Kurdish regional President Masoud Barzani welcomed Prime Minister Nouri al-Maliki and former prime minister Ayad Allawi to Irbil for talks aimed at forming a government.
Barzani called the meeting a milestone moment, but the current and former prime ministers showed few indications they are ready to agree to any deal.
A number of political analysts conceded the big push was to pressure former prime minister Allawi to accept the post of parliament speaker, rather than that of president or prime minister. Outgoing prime minister Maliki and his spokesman said during the weekend that he has the votes to retain his job in a new government.

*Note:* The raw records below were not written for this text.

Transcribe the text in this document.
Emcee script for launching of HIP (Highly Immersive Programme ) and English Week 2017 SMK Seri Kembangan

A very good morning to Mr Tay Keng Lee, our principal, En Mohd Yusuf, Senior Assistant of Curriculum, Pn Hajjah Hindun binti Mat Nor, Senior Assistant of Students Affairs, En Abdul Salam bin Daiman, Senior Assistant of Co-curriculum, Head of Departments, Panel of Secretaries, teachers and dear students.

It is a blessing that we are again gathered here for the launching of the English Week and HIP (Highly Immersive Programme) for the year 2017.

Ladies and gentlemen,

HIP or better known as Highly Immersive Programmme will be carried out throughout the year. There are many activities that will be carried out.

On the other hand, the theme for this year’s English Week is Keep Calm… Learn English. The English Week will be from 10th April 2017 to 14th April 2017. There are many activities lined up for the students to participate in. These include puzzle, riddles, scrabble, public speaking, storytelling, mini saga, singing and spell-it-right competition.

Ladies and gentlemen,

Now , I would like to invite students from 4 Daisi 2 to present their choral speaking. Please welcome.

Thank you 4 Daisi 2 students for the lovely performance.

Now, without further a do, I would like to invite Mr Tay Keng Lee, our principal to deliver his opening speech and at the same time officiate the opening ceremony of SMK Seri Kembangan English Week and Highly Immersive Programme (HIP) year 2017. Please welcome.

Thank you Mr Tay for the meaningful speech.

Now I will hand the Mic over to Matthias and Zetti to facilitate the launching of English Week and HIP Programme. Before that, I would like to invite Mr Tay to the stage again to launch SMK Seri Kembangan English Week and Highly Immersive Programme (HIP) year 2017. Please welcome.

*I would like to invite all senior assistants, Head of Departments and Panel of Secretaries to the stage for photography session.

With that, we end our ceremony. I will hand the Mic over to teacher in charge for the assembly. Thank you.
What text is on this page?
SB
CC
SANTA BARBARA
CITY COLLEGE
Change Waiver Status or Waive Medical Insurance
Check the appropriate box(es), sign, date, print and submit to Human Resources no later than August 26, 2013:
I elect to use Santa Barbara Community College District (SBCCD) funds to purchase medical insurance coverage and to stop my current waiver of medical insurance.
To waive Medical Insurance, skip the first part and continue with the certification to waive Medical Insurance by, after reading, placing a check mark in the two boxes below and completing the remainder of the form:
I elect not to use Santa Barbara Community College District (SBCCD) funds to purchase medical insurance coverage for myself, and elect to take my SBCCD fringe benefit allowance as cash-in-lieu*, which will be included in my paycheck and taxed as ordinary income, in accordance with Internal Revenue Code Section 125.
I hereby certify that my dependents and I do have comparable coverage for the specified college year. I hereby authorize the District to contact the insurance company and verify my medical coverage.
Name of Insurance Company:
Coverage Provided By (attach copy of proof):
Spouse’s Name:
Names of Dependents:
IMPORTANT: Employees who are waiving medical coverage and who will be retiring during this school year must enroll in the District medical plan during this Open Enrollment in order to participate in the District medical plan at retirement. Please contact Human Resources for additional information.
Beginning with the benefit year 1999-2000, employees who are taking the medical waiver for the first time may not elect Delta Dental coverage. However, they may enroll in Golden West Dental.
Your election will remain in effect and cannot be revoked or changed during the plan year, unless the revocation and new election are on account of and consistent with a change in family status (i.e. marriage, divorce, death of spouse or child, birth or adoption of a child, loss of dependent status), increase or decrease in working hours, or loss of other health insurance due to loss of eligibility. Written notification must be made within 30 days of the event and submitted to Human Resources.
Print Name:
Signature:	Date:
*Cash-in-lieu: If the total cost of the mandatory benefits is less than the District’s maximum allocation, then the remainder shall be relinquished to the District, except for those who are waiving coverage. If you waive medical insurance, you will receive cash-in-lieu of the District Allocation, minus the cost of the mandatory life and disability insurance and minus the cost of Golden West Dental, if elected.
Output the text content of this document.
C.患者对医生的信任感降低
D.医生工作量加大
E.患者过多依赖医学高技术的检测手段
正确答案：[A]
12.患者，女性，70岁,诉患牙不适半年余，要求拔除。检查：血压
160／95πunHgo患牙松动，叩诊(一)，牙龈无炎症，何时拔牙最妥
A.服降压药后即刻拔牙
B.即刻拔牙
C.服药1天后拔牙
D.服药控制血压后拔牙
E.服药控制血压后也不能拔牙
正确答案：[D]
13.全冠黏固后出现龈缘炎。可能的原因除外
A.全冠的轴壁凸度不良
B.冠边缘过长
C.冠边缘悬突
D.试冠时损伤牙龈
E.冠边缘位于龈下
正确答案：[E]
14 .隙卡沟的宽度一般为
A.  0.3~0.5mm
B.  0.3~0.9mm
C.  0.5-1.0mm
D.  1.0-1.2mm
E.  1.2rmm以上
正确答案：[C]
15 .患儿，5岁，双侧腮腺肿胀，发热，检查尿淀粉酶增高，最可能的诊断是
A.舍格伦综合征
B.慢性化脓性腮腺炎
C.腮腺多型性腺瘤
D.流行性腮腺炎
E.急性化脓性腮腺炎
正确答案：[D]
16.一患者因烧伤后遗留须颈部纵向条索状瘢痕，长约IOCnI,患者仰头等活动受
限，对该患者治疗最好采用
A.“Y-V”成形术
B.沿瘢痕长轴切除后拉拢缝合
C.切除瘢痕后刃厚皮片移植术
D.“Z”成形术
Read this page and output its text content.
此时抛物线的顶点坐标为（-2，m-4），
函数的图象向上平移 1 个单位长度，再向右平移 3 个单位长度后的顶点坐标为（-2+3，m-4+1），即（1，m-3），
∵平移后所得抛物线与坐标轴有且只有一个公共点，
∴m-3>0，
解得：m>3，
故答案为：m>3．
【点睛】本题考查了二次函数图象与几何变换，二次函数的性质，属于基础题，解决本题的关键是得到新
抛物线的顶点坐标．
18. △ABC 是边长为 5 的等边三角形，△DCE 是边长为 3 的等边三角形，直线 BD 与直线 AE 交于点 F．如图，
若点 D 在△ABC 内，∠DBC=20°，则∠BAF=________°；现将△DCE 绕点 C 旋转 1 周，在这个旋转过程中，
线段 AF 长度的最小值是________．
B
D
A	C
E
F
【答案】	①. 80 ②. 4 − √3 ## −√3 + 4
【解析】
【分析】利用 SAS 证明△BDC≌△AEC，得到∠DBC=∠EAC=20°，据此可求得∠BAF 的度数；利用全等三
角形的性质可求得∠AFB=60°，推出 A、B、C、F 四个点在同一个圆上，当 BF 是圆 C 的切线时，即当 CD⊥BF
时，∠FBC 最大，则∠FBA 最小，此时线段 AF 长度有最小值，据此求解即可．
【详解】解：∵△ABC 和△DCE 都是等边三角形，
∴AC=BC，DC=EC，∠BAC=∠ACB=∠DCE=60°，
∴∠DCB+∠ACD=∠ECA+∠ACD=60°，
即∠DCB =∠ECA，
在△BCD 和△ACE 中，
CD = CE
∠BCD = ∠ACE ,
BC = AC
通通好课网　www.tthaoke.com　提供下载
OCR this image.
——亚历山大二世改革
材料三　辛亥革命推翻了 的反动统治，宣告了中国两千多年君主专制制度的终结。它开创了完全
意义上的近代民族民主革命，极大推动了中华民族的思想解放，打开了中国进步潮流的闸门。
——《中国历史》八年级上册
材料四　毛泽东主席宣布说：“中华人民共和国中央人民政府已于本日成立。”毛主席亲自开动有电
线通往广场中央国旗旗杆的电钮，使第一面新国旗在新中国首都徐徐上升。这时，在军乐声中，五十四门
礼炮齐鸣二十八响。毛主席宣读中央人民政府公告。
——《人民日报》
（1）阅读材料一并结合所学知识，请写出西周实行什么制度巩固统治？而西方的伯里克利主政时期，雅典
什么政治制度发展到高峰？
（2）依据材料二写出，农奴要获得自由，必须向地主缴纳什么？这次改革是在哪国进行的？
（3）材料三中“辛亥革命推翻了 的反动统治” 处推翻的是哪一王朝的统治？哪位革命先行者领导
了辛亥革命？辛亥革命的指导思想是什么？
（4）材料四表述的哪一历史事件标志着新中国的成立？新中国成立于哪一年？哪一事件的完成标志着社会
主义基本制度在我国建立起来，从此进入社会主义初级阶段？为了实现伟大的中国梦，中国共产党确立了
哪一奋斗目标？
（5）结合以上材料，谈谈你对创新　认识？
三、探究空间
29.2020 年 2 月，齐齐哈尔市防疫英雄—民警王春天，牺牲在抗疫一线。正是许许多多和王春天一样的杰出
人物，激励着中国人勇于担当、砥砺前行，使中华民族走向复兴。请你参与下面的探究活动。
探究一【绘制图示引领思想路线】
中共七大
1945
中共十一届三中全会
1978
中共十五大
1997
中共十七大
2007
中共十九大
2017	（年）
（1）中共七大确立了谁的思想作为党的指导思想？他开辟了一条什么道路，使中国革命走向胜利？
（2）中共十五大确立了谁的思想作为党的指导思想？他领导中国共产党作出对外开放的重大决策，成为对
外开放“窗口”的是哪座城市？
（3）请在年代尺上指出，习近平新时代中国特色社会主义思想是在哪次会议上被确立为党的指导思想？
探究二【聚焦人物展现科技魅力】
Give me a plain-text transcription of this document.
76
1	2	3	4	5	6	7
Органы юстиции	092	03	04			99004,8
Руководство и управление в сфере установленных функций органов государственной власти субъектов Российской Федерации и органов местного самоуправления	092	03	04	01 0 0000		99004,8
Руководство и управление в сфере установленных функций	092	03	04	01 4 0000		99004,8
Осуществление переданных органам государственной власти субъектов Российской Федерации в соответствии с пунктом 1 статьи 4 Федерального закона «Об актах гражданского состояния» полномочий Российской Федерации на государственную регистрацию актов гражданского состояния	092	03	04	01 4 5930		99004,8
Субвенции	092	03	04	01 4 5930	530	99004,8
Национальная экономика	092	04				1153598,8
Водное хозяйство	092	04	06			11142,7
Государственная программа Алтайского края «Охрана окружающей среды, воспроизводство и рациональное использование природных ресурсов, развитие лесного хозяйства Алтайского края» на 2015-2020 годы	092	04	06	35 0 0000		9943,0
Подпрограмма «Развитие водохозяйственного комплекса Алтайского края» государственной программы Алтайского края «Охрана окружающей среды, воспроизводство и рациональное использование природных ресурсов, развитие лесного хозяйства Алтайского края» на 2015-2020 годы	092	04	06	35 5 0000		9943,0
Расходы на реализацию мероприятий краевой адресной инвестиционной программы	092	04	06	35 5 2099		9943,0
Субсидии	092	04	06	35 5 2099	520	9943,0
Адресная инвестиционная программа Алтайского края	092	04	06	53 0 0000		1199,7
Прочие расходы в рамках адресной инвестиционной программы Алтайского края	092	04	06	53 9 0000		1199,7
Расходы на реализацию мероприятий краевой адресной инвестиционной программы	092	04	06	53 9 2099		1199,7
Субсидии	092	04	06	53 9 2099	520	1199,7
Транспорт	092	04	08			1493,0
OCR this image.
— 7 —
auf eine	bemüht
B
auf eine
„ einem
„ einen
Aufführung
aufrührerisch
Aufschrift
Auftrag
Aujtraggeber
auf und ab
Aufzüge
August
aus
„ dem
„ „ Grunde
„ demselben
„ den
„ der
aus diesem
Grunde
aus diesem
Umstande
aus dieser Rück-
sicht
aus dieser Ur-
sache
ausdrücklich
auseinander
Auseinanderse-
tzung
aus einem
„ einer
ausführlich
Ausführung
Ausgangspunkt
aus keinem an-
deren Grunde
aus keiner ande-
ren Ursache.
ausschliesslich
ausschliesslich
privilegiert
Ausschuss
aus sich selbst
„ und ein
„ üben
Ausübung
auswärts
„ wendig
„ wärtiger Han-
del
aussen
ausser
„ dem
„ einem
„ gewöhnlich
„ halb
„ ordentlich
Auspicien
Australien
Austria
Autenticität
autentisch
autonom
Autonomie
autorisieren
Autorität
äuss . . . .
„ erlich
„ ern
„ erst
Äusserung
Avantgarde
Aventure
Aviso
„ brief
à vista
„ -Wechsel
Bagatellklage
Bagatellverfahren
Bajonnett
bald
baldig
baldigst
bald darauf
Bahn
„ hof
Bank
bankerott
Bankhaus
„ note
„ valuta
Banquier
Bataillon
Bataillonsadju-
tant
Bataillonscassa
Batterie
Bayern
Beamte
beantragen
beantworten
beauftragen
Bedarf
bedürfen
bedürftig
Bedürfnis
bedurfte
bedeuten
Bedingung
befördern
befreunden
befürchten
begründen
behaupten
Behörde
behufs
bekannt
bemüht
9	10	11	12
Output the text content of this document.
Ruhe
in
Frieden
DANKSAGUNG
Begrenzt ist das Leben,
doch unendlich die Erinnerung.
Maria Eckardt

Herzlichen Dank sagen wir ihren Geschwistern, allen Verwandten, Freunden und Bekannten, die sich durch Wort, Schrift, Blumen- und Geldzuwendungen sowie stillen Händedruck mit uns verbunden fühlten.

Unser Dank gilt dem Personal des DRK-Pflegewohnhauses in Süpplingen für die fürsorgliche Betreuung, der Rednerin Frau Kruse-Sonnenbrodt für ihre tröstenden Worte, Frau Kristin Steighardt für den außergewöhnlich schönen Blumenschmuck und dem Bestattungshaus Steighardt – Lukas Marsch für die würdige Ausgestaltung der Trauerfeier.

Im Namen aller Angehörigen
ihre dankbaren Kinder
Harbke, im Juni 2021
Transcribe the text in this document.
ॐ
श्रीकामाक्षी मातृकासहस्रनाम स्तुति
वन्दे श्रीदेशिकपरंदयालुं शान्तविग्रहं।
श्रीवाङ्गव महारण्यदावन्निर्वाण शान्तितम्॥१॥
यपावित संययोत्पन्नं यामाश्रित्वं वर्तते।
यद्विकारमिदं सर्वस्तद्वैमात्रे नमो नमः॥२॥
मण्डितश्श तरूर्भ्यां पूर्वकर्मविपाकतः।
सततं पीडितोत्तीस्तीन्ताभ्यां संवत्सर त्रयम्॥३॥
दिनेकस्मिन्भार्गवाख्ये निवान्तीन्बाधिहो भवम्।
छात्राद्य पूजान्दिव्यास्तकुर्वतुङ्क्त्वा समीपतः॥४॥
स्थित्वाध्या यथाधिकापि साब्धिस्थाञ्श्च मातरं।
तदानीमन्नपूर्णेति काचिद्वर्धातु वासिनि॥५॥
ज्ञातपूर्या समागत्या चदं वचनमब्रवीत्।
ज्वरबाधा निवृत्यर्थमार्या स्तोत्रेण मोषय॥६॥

At the Irbil conference, Mr. Maliki spoke of national reconciliation.
He says Iraq needs national reconciliation because terrorism and other ignorant policies of the past almost created a sectarian conflict between Iraq's religious an ethnic groups. National reconciliation, he insists, is a lifeboat to put an end to artificial divisions among Iraqis. The participation of all Iraqis, he concludes, is in Iraq's supreme national interest.
Allawi, whose Sunni-backed Iraqiya alliance edged out Maliki's State of Law bloc in parliamentary elections in March, made no reference at the conference to conceding.
He says he and his party envision an authentic national participation, which is equal and balanced and includes all of Iraq's various components. He says a force is needed inside the political system that would be neutral and arbitrate among different factions, so that power is divided equally.
Iraqi Shi'ite leader Ammar Hakim urged his fellow leaders to compromise and cooperate in order to find a way out of the political impass.
He says that each party must gain something and give something else up in favor of others, in addition to accepting them as partners and understanding their opinions and concerns.
Iraq's parliament is due to meet some time later this week in order to elect a new president, prime minister and speaker of the assembly. It remains to be seen if it will be possible to do so.
Meanwhile, an explosion near the shrine of Imam Ali in the Shi'ite holy city of Najaf caused a number of casualties. It followed a separate blast in the Shi'ite town of Karbala, earlier. Violence appears to be mounting across Iraq, amid the country's ongoing political vacuum.